There are many reasons to be excited about this, but at the same time there are causes for concern.  Obama swept into office four years ago with promises of change.  He did accomplish at least one major change and that was the establishment of the Affordable Healthcare Act.  But in other regards, change has come slowly, if at all.

Admittedly, much of the resistance has come from the Tea Party and other Republican politicians who automatically said no to any proposal, but that fact is now irrelevant.  Obama needs to double down and stop pointing the finger at Bush who, while he did leave behind a mess, did so more than four years ago and that excuse is no longer valid.  If we expected results from the President before, our expectations are even greater this time around.

Therein will lie part of the challenge.  This was really a razor-thin election in many regards.  The divide between political ideologies is both wide and deep, so much so that I've often mused of the US breaking up into at least two separate nations.  Through their franchise, about 40% of voters chose the opposition over Obama.  Thus far, our President has been fairly humble about that fact, but that will need to remain firmly in his mind over the next four years.  If he is to be truly bipartisan, it will require a truly herculean effort of diplomacy on his part.

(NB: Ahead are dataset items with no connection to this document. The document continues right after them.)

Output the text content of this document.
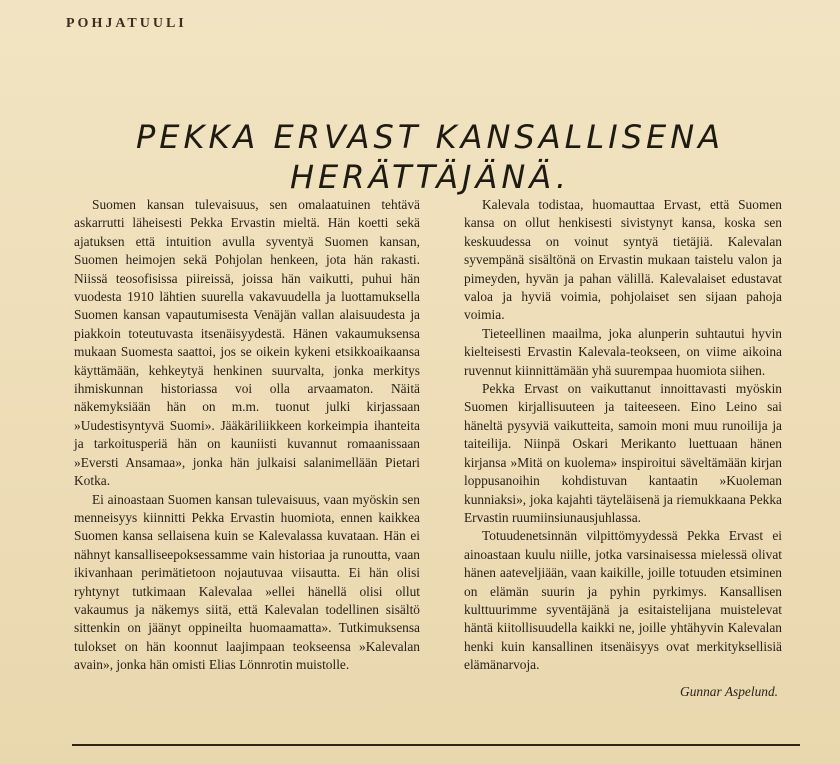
POHJATUULI
PEKKA ERVAST KANSALLISENA HERÄTTÄJÄNÄ.

Suomen kansan tulevaisuus, sen omalaatuinen tehtävä askarrutti läheisesti Pekka Ervastin mieltä. Hän koetti sekä ajatuksen että intuition avulla syventyä Suomen kansan, Suomen heimojen sekä Pohjolan henkeen, jota hän rakasti. Niissä teosofisissa piireissä, joissa hän vaikutti, puhui hän vuodesta 1910 lähtien suurella vakavuudella ja luottamuksella Suomen kansan vapautumisesta Venäjän vallan alaisuudesta ja piakkoin toteutuvasta itsenäisyydestä. Hänen vakaumuksensa mukaan Suomesta saattoi, jos se oikein kykeni etsikkoaikaansa käyttämään, kehkeytyä henkinen suurvalta, jonka merkitys ihmiskunnan historiassa voi olla arvaamaton. Näitä näkemyksiään hän on m.m. tuonut julki kirjassaan »Uudestisyntyvä Suomi». Jääkäriliikkeen korkeimpia ihanteita ja tarkoitusperiä hän on kauniisti kuvannut romaanissaan »Eversti Ansamaa», jonka hän julkaisi salanimellään Pietari Kotka.

Ei ainoastaan Suomen kansan tulevaisuus, vaan myöskin sen menneisyys kiinnitti Pekka Ervastin huomiota, ennen kaikkea Suomen kansa sellaisena kuin se Kalevalassa kuvataan. Hän ei nähnyt kansalliseepoksessamme vain historiaa ja runoutta, vaan ikivanhaan perimätietoon nojautuvaa viisautta. Ei hän olisi ryhtynyt tutkimaan Kalevalaa »ellei hänellä olisi ollut vakaumus ja näkemys siitä, että Kalevalan todellinen sisältö sittenkin on jäänyt oppineilta huomaamatta». Tutkimuksensa tulokset on hän koonnut laajimpaan teokseensa »Kalevalan avain», jonka hän omisti Elias Lönnrotin muistolle.

Kalevala todistaa, huomauttaa Ervast, että Suomen kansa on ollut henkisesti sivistynyt kansa, koska sen keskuudessa on voinut syntyä tietäjiä. Kalevalan syvempänä sisältönä on Ervastin mukaan taistelu valon ja pimeyden, hyvän ja pahan välillä. Kalevalaiset edustavat valoa ja hyviä voimia, pohjolaiset sen sijaan pahoja voimia.

Tieteellinen maailma, joka alunperin suhtautui hyvin kielteisesti Ervastin Kalevala-teokseen, on viime aikoina ruvennut kiinnittämään yhä suurempaa huomiota siihen.

Pekka Ervast on vaikuttanut innoittavasti myöskin Suomen kirjallisuuteen ja taiteeseen. Eino Leino sai häneltä pysyviä vaikutteita, samoin moni muu runoilija ja taiteilija. Niinpä Oskari Merikanto luettuaan hänen kirjansa »Mitä on kuolema» inspiroitui säveltämään kirjan loppusanoihin kohdistuvan kantaatin »Kuoleman kunniaksi», joka kajahti täyteläisenä ja riemukkaana Pekka Ervastin ruumiinsiunausjuhlassa.

Totuudenetsinnän vilpittömyydessä Pekka Ervast ei ainoastaan kuulu niille, jotka varsinaisessa mielessä olivat hänen aateveljiään, vaan kaikille, joille totuuden etsiminen on elämän suurin ja pyhin pyrkimys. Kansallisen kulttuurimme syventäjänä ja esitaistelijana muistelevat häntä kiitollisuudella kaikki ne, joille yhtähyvin Kalevalan henki kuin kansallinen itsenäisyys ovat merkityksellisiä elämänarvoja.

Gunnar Aspelund.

That is only if the other side will be receptive.  If Republicans have gleaned anything from the numerous losses they incurred yesterday, I hope one is that "hate doesn't work." The Tea Party has disgraced Republicans by stifling the voices of moderate and intelligent conservatives and replacing them with vitriolic rhetoric of religious self-righteousness, ignorant claims of "socialism," racist allegations of "Muslim," and supposed platforms of "personal responsibility." With the exception of a few elections on the local level, yesterday should demonstrate that the American public just isn't buying that line anymore.  The Tea Party of the aged and the white is quickly losing relevancy and will disappear altogether as their numbers die off from old age.  Republicans will have to embrace youth and diversity if they are to survive.

Truthfully, what exactly did the Republicans offer as their alternative to Obama?  Two guys who scared the bejeepers out of me and when pressed on issues, usually could only answer "we don't like Obama" and offered no solutions of their own...other than to ban abortion and same-sex marriage and to eliminate social service programs.  Additionally, if your party is asked "did the rape guy win?" and you have to answer "which one?" then you are in trouble.  If you are a woman, you really shouldn't support the current incarnation of the GOP.  If you are a man who loves women, you really shouldn't support the current incarnation of the GOP.  If you are a man who loves other men, you really shouldn't...well, you get the idea.

I am excited for another four years of President Obama.  I am hopeful that red and blue can come together and get pink.

"Pink." See, there's that dang "socialism" again.